Artificial intelligence (AI) is an area of computer science that works towards creating machines that could make decisions, react, and interact just like a human would. To be considered AI a computer must be capable of recognizing speech, learn, plan, and solve problems. To do all this a computer must have a way to perceive the world and even interact with it (move). This type of technology has been used for personal assistants such as Siri and Alexa, for customer prediction (Netflix and Pandora), for autonomous vehicles, gaming etc. However, one application that has not been exploited is for signal processing.
Deepwave Digital decided to be pioneers in using AI for signals. The company created the AIR-T (Artificial Intelligence Radio Transceiver) which is a high-power SBC that uses NVIDIA Jetson TX2 for signal processing and deep learning applications.
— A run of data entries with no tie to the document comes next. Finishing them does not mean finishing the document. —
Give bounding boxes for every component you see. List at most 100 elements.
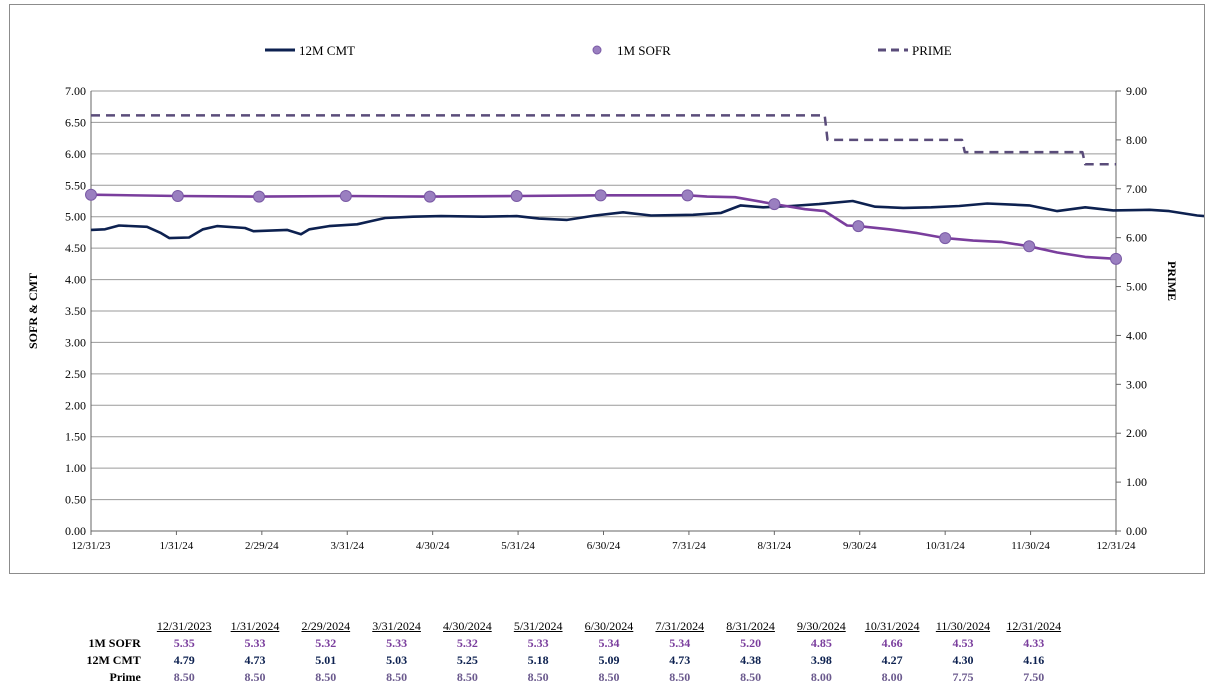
y2-tick-label: 2.00	[1126, 426, 1147, 440]
y-tick-label: 0.50	[65, 493, 86, 507]
rate-chart: 0.00 0.50 1.00 1.50 2.00 2.50 3.00 3.50 4.00 4.50…	[26, 43, 1204, 552]
table-cell: 4.16	[1023, 653, 1045, 667]
table-cell: 8.50	[244, 670, 266, 684]
x-tick-label: 12/31/23	[71, 540, 111, 552]
table-date-header: 2/29/2024	[301, 619, 351, 633]
table-date-header: 12/31/2024	[1006, 619, 1062, 633]
table-corner	[78, 618, 149, 635]
table-cell: 4.79	[173, 653, 195, 667]
sofr-marker	[594, 189, 607, 202]
table-cell: 8.50	[527, 670, 549, 684]
table-cell: 5.32	[315, 636, 337, 650]
table-cell: 5.09	[598, 653, 620, 667]
y2-axis-title: PRIME	[1165, 261, 1179, 301]
table-cell: 5.35	[173, 636, 195, 650]
y-tick-label: 6.00	[65, 147, 86, 161]
y-tick-label: 1.00	[65, 461, 86, 475]
table-header-row: 12/31/2023 1/31/2024 2/29/2024 3/31/2024 4/3…	[78, 618, 1069, 635]
y2-tick-label: 4.00	[1126, 328, 1147, 342]
table-cell: 5.03	[386, 653, 408, 667]
table-row: 1M SOFR 5.35 5.33 5.32 5.33 5.32 5.33 5.34 5.34 5…	[78, 635, 1069, 652]
table-date-header: 1/31/2024	[230, 619, 280, 633]
sofr-marker	[339, 189, 352, 202]
table-cell: 7.50	[1023, 670, 1045, 684]
table-cell: 4.73	[669, 653, 691, 667]
y-tick-label: 2.00	[65, 398, 86, 412]
legend-label: 1M SOFR	[617, 43, 671, 58]
table-cell: 4.38	[740, 653, 762, 667]
y-tick-label: 1.50	[65, 430, 86, 444]
x-tick-label: 3/31/24	[330, 540, 364, 552]
table-cell: 5.34	[598, 636, 620, 650]
table-cell: 8.50	[386, 670, 408, 684]
table-date-header: 10/31/2024	[864, 619, 920, 633]
y-tick-label: 5.00	[65, 210, 86, 224]
table-date-header: 8/31/2024	[726, 619, 775, 633]
table-cell: 4.53	[952, 636, 974, 650]
x-tick-label: 2/29/24	[245, 540, 279, 552]
x-tick-label: 8/31/24	[758, 540, 792, 552]
y2-tick-label: 5.00	[1126, 280, 1147, 294]
sofr-marker	[1110, 252, 1122, 265]
table-cell: 4.33	[1023, 636, 1045, 650]
sofr-marker	[768, 198, 781, 211]
y2-tick-label: 8.00	[1126, 133, 1147, 147]
table-row: Prime 8.50 8.50 8.50 8.50 8.50 8.50 8.50 8.50 8.5…	[78, 669, 1069, 686]
x-tick-label: 6/30/24	[587, 540, 621, 552]
y-tick-label: 2.50	[65, 367, 86, 381]
table-cell: 7.75	[952, 670, 974, 684]
y2-tick-label: 3.00	[1126, 377, 1147, 391]
y2-tick-label: 6.00	[1126, 231, 1147, 245]
y-tick-label: 7.00	[65, 84, 86, 98]
table-date-header: 7/31/2024	[655, 619, 705, 633]
sofr-marker	[939, 232, 952, 245]
y2-tick-label: 9.00	[1126, 84, 1147, 98]
y-tick-label: 6.50	[65, 115, 86, 129]
summary-table: 12/31/2023 1/31/2024 2/29/2024 3/31/2024 4/3…	[78, 618, 1069, 686]
x-tick-label: 5/31/24	[501, 540, 535, 552]
table-date-header: 5/31/2024	[513, 619, 563, 633]
y-tick-label: 5.50	[65, 178, 86, 192]
table-cell: 8.50	[669, 670, 691, 684]
series-line-12m-cmt	[90, 199, 1204, 240]
y-tick-label: 0.00	[65, 524, 86, 538]
table-cell: 8.50	[740, 670, 762, 684]
table-cell: 5.01	[315, 653, 337, 667]
x-tick-label: 10/31/24	[926, 540, 966, 552]
table-cell: 5.25	[456, 653, 478, 667]
x-tick-label: 4/30/24	[416, 540, 450, 552]
table-date-header: 12/31/2023	[156, 619, 212, 633]
table-date-header: 9/30/2024	[797, 619, 846, 633]
sofr-marker	[510, 189, 523, 202]
table-cell: 5.18	[527, 653, 549, 667]
table-cell: 5.20	[740, 636, 762, 650]
y-tick-label: 3.50	[65, 304, 86, 318]
table-cell: 8.00	[810, 670, 832, 684]
legend-label: PRIME	[912, 43, 952, 58]
y-tick-label: 4.00	[65, 273, 86, 287]
y-tick-label: 3.00	[65, 335, 86, 349]
table-cell: 4.85	[810, 636, 832, 650]
series-line-prime	[91, 114, 1116, 166]
table-cell: 8.50	[456, 670, 478, 684]
x-tick-label: 7/31/24	[672, 540, 706, 552]
table-cell: 8.50	[315, 670, 337, 684]
chart-frame: 0.00 0.50 1.00 1.50 2.00 2.50 3.00 3.50 4.00 4.50…	[9, 4, 1205, 574]
sofr-marker	[852, 220, 865, 233]
y-axis-title: SOFR & CMT	[26, 273, 40, 349]
y-tick-label: 4.50	[65, 241, 86, 255]
table-cell: 4.27	[881, 653, 903, 667]
sofr-marker	[423, 190, 436, 203]
table-row-label: 1M SOFR	[88, 636, 141, 650]
table-row-label: Prime	[109, 670, 141, 684]
table-date-header: 4/30/2024	[443, 619, 492, 633]
x-tick-label: 1/31/24	[160, 540, 194, 552]
table-cell: 4.30	[952, 653, 974, 667]
y2-tick-label: 1.00	[1126, 475, 1147, 489]
legend-label: 12M CMT	[299, 43, 355, 58]
y2-tick-label: 0.00	[1126, 524, 1147, 538]
table-cell: 5.33	[386, 636, 408, 650]
table-date-header: 3/31/2024	[372, 619, 421, 633]
table-cell: 8.50	[173, 670, 195, 684]
table-cell: 3.98	[810, 653, 832, 667]
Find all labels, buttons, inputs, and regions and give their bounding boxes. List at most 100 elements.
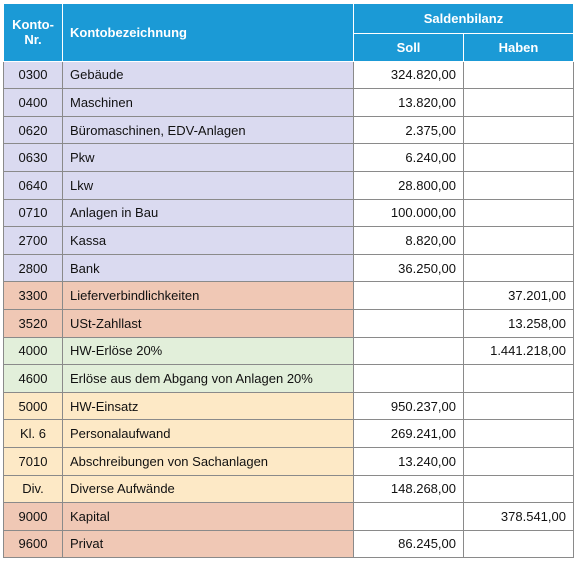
table-row: Div. Diverse Aufwände 148.268,00 — [3, 474, 574, 504]
table-row: 0400 Maschinen 13.820,00 — [3, 88, 574, 117]
konto-cell: 9000 — [3, 502, 63, 531]
table-row: 9600 Privat 86.245,00 — [3, 529, 574, 559]
table-row: 0710 Anlagen in Bau 100.000,00 — [3, 198, 574, 228]
header-text: Konto- — [12, 17, 54, 33]
haben-cell — [463, 364, 574, 393]
header-bezeichnung: Kontobezeichnung — [62, 3, 354, 62]
haben-cell — [463, 88, 574, 117]
header-haben: Haben — [463, 33, 574, 62]
soll-cell: 13.820,00 — [353, 88, 464, 117]
table-row: 7010 Abschreibungen von Sachanlagen 13.240… — [3, 446, 574, 476]
name-cell: HW-Erlöse 20% — [62, 336, 354, 366]
soll-cell: 100.000,00 — [353, 198, 464, 228]
name-cell: Maschinen — [62, 88, 354, 117]
name-cell: Lieferverbindlichkeiten — [62, 281, 354, 310]
haben-cell — [463, 474, 574, 504]
konto-cell: 3300 — [3, 281, 63, 310]
konto-cell: 0630 — [3, 143, 63, 172]
name-cell: Anlagen in Bau — [62, 198, 354, 228]
table-row: 2800 Bank 36.250,00 — [3, 253, 574, 283]
name-cell: HW-Einsatz — [62, 391, 354, 421]
soll-cell: 324.820,00 — [353, 60, 464, 90]
table-body: 0300 Gebäude 324.820,00 0400 Maschinen 13.820… — [3, 60, 574, 559]
konto-cell: 5000 — [3, 391, 63, 421]
name-cell: Büromaschinen, EDV-Anlagen — [62, 115, 354, 145]
konto-cell: 7010 — [3, 446, 63, 476]
haben-cell — [463, 170, 574, 200]
name-cell: USt-Zahllast — [62, 308, 354, 338]
haben-cell — [463, 198, 574, 228]
haben-cell — [463, 226, 574, 255]
konto-cell: 4000 — [3, 336, 63, 366]
soll-cell: 28.800,00 — [353, 170, 464, 200]
name-cell: Privat — [62, 529, 354, 559]
soll-cell: 148.268,00 — [353, 474, 464, 504]
konto-cell: 0640 — [3, 170, 63, 200]
konto-cell: 4600 — [3, 364, 63, 393]
soll-cell — [353, 336, 464, 366]
haben-cell — [463, 115, 574, 145]
table-row: 3300 Lieferverbindlichkeiten 37.201,00 — [3, 281, 574, 310]
haben-cell: 1.441.218,00 — [463, 336, 574, 366]
konto-cell: 0400 — [3, 88, 63, 117]
soll-cell: 13.240,00 — [353, 446, 464, 476]
table-row: 0640 Lkw 28.800,00 — [3, 170, 574, 200]
name-cell: Pkw — [62, 143, 354, 172]
soll-cell: 8.820,00 — [353, 226, 464, 255]
soll-cell: 6.240,00 — [353, 143, 464, 172]
soll-cell — [353, 308, 464, 338]
konto-cell: 2800 — [3, 253, 63, 283]
haben-cell — [463, 60, 574, 90]
table-row: 3520 USt-Zahllast 13.258,00 — [3, 308, 574, 338]
soll-cell: 36.250,00 — [353, 253, 464, 283]
konto-cell: Kl. 6 — [3, 419, 63, 448]
header-text: Nr. — [24, 32, 42, 48]
name-cell: Kapital — [62, 502, 354, 531]
konto-cell: 0300 — [3, 60, 63, 90]
soll-cell: 2.375,00 — [353, 115, 464, 145]
soll-cell — [353, 502, 464, 531]
haben-cell — [463, 529, 574, 559]
soll-cell: 86.245,00 — [353, 529, 464, 559]
name-cell: Lkw — [62, 170, 354, 200]
name-cell: Gebäude — [62, 60, 354, 90]
name-cell: Abschreibungen von Sachanlagen — [62, 446, 354, 476]
table-row: Kl. 6 Personalaufwand 269.241,00 — [3, 419, 574, 448]
name-cell: Bank — [62, 253, 354, 283]
balance-table: Konto- Nr. Kontobezeichnung Saldenbilanz … — [3, 3, 574, 559]
table-row: 5000 HW-Einsatz 950.237,00 — [3, 391, 574, 421]
name-cell: Personalaufwand — [62, 419, 354, 448]
konto-cell: 0620 — [3, 115, 63, 145]
soll-cell — [353, 364, 464, 393]
haben-cell: 37.201,00 — [463, 281, 574, 310]
soll-cell — [353, 281, 464, 310]
header-soll: Soll — [353, 33, 464, 62]
haben-cell — [463, 446, 574, 476]
name-cell: Diverse Aufwände — [62, 474, 354, 504]
table-row: 0300 Gebäude 324.820,00 — [3, 60, 574, 90]
haben-cell — [463, 391, 574, 421]
table-row: 9000 Kapital 378.541,00 — [3, 502, 574, 531]
table-row: 0630 Pkw 6.240,00 — [3, 143, 574, 172]
table-row: 2700 Kassa 8.820,00 — [3, 226, 574, 255]
table-row: 0620 Büromaschinen, EDV-Anlagen 2.375,00 — [3, 115, 574, 145]
haben-cell: 378.541,00 — [463, 502, 574, 531]
header-bilanz: Saldenbilanz — [353, 3, 574, 34]
name-cell: Erlöse aus dem Abgang von Anlagen 20% — [62, 364, 354, 393]
table-row: 4000 HW-Erlöse 20% 1.441.218,00 — [3, 336, 574, 366]
konto-cell: 3520 — [3, 308, 63, 338]
haben-cell: 13.258,00 — [463, 308, 574, 338]
konto-cell: 2700 — [3, 226, 63, 255]
konto-cell: 9600 — [3, 529, 63, 559]
header-konto: Konto- Nr. — [3, 3, 63, 62]
haben-cell — [463, 419, 574, 448]
haben-cell — [463, 253, 574, 283]
konto-cell: 0710 — [3, 198, 63, 228]
soll-cell: 269.241,00 — [353, 419, 464, 448]
konto-cell: Div. — [3, 474, 63, 504]
table-row: 4600 Erlöse aus dem Abgang von Anlagen 20… — [3, 364, 574, 393]
name-cell: Kassa — [62, 226, 354, 255]
soll-cell: 950.237,00 — [353, 391, 464, 421]
haben-cell — [463, 143, 574, 172]
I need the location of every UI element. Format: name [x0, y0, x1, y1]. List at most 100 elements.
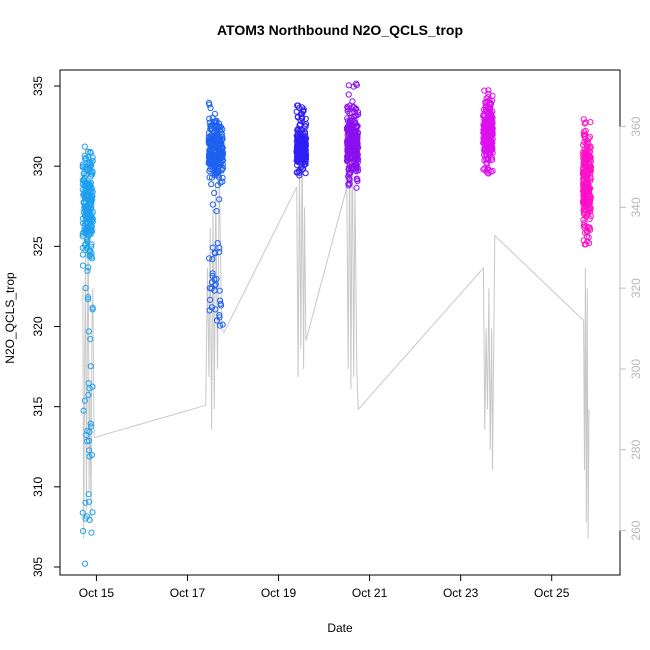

Nowadays we deal with an increasing number of signals, because of Wi-Fi and cellular communications, and the technology is still human dependent to select the correct frequencies. Because of this, the need for an AI to do the work for us has become increasingly high, and as it turns out the AI can do the work better than us.
The AIR-T board also includes Xilinx Artix 7 FPGA and an Analog Devices 9371 MIMO transceiver with two RX channels of 100 MHz and a couple of TX channels of 250 MHz for connectivity, the device includes Bluetooth, Wi-Fi, HDMI, GPIO/UART, USB 2.0 and 3.0 etc. It uses Ubuntu 16.04, and it can be programmed using Python or C++.
All these characteristics make the device adaptable to many applications which will allow users to create and shape different projects. This project gives users the ability to adapt to software defined radio. Deepwave said:
This versatile system can function as a highly parallel SDR, data recorder, or inference engine for deep learning algorithms. The embedded GPU allows for SDR applications to process bandwidths greater than 200 MHz in real-time.
The device is not yet on sale, and Deepwave is expected to launch a crowdfunding to commercialize the product in the future, so there is still no information about price or sellers.
The idea is to redefine how signal processing is done using machine learning.